The strategy used by the server to handle and aggregate models from clients. This can be set in the federated_learning config file (under section strategy) as well. Or can be configured after the config has been loaded following the example shown here: Customise Strategy Parameters
Adversarial fortification implementations to protect against malicious clients (Adversarial Fortification for XGBoost)

XGBoost model parameters#

https://xgboost.readthedocs.io/en/release_1.7.0/parameter.html#learning-task-parameters

Options set here will be passed to the xgboost.Booster object when the model is initilaised. It allows you to have greater control over the model training process, catering to your specific learning task.

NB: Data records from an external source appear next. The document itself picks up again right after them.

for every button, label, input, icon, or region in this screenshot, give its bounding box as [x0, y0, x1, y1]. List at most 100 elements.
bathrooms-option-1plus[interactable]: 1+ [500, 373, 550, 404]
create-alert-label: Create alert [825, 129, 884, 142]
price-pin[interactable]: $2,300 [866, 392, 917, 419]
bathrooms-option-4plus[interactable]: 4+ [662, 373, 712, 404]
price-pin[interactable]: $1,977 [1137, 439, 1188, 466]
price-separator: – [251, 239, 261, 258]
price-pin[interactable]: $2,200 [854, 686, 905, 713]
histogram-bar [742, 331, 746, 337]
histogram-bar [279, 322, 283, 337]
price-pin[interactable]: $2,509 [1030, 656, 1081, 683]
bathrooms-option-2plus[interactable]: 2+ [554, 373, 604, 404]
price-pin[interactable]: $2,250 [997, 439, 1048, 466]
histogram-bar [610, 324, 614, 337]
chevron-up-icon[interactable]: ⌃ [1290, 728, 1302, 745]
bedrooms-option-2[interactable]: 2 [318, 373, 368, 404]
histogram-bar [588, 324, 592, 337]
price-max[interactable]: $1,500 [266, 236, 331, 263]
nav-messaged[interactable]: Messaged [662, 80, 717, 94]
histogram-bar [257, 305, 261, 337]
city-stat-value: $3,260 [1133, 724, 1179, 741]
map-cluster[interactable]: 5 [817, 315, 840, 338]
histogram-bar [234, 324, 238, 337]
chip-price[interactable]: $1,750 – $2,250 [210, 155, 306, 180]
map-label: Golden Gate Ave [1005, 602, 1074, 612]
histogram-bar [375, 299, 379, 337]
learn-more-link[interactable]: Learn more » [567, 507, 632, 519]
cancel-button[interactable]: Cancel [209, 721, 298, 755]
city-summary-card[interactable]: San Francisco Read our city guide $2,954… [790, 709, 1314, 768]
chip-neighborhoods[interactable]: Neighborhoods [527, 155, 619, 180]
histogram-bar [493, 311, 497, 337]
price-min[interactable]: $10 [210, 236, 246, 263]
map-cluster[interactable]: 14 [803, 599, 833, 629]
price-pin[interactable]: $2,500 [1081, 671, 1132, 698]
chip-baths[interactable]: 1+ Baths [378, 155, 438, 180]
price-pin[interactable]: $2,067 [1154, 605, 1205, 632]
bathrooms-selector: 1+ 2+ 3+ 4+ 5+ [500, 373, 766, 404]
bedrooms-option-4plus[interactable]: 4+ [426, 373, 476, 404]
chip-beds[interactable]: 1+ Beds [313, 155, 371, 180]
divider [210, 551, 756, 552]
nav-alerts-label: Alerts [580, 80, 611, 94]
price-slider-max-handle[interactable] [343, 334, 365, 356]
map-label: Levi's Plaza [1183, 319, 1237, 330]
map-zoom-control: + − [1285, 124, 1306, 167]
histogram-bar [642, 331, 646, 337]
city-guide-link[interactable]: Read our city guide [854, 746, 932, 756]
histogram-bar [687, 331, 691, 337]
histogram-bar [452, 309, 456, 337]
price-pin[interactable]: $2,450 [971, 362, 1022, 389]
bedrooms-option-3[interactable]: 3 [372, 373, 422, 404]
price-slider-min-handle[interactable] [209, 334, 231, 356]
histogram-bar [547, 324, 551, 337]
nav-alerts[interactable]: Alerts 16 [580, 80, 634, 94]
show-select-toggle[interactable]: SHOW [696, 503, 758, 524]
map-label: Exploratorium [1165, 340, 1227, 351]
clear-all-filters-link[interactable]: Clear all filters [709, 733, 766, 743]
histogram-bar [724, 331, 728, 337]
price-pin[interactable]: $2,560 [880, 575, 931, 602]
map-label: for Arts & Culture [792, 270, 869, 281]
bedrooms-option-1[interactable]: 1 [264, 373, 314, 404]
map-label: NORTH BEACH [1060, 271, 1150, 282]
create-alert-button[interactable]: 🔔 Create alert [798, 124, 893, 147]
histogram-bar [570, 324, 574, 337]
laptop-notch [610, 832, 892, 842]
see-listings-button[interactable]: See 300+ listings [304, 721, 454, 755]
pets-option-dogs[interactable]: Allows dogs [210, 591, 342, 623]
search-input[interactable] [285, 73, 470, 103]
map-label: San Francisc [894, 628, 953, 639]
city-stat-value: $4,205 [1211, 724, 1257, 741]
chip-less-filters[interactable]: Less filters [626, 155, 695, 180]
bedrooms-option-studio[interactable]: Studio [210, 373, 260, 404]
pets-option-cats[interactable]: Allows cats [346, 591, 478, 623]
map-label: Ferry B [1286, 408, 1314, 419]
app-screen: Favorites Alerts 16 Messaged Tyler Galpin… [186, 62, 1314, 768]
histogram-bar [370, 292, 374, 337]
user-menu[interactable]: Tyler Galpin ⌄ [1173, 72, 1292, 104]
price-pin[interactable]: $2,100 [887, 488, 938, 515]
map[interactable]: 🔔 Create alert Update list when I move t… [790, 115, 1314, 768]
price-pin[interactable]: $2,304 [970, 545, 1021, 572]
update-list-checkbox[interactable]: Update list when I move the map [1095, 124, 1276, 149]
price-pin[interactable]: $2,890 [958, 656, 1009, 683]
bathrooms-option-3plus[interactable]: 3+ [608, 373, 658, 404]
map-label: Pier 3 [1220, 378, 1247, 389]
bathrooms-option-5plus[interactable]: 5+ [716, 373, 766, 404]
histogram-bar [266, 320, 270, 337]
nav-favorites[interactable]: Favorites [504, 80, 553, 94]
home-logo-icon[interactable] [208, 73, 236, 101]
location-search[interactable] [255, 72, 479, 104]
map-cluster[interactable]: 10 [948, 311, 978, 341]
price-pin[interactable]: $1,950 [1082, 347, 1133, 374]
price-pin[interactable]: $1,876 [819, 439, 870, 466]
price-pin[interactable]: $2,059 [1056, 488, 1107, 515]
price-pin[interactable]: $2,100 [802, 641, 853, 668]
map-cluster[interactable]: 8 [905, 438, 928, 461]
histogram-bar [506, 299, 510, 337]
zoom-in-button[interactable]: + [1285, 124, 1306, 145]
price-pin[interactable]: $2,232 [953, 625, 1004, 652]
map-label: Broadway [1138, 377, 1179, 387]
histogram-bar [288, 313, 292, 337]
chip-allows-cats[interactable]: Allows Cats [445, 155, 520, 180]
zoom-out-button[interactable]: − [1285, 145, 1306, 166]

objective: reg:squarederror - Specifies the learning task and the corresponding learning objective. Here, it is set for regression tasks with squared error as the loss function. - Ideal for regression problems where the goal is to minimize the squared differences between the predicted and actual values.
eta: 0.15 (alias: learning_rate) - Controls the step size shrinkage used in the update to prevent overfitting by making the boosting process more conservative. - Recommended option is lower than the default (0.3) to make the model training process more conservative and potentially achieve better generalization on unseen data.
max_depth: 8 - Determines the maximum depth of a tree. Deeper trees can model more complex patterns but might overfit. - Increased from the default (6) to allow the model to capture more complex relationships in the data without excessively risking overfitting.
eval_metric: auc - Evaluation metric for validation data, important for classification tasks. - Using AUC (Area Under the Curve) as it is effective for binary classification problems, particularly useful in imbalanced datasets.
nthread: 16 - Number of parallel threads used to run XGBoost. - Increased to speed up computation. The exact value can be adjusted based on the machine’s CPU cores available for parallel processing.
num_parallel_tree: 1 - Number of trees to grow per iteration. Used for boosted random forests. - Set to 1 for standard boosting. Increasing this creates a forest of trees for each iteration and can be used for models like random forests.
subsample: 1 - Fraction of training instances to be randomly sampled for building trees, to prevent overfitting. - Set to 1 to use all data, indicating confidence in the dataset’s representativeness and the model’s resilience against overfitting.
tree_method: hist - Specifies the tree construction algorithm used in XGBoost. Options include exact, approx, and hist, among others. - Hist is chosen for faster computation time compared to the exact method, especially suitable for datasets with a large number of observations or features.

Strategy options#

Strategies in FL-XGBoost are a lot different than strategies for Neural networks strategy.

There are some common strategy parameters like fraction _fit, fraction_evaluate, min_fit_clients, min_evaluate_clients, min_available_clients.

The most important strategy parameters for FL-XGBoost are the following :

num_local_rounds (int, optional): The number of local rounds of training to perform on the device. The default value is 1.
normalized_learning_rate (bool, optional): Whether to normalize the learning rate based on the number of samples each client contributes. The default value is False.

OctaiPipe provides three strategies for FL_XGBoost :

bare-bone : When the strategy parameter num_local_rounds is 1 meaning clients are training 1 tree at their local end and sending 1 tree to the server for aggregation.
tree+ : When the strategy parameter num_local_rounds is greater than 1 meaning clients are training multiple trees at their end and sending those to the server for aggregation. This will enable the clients to make fewer connections to the server and hence and hence this strategy is more robust to Intermittent devices network connection.
Norm-LR : This strategy can be used by setting normalized_learning_rate = True. This strategy will adjust the learning rate per client according to their number of datapoints hence tackling the data heterogeinity due to different data size among clients.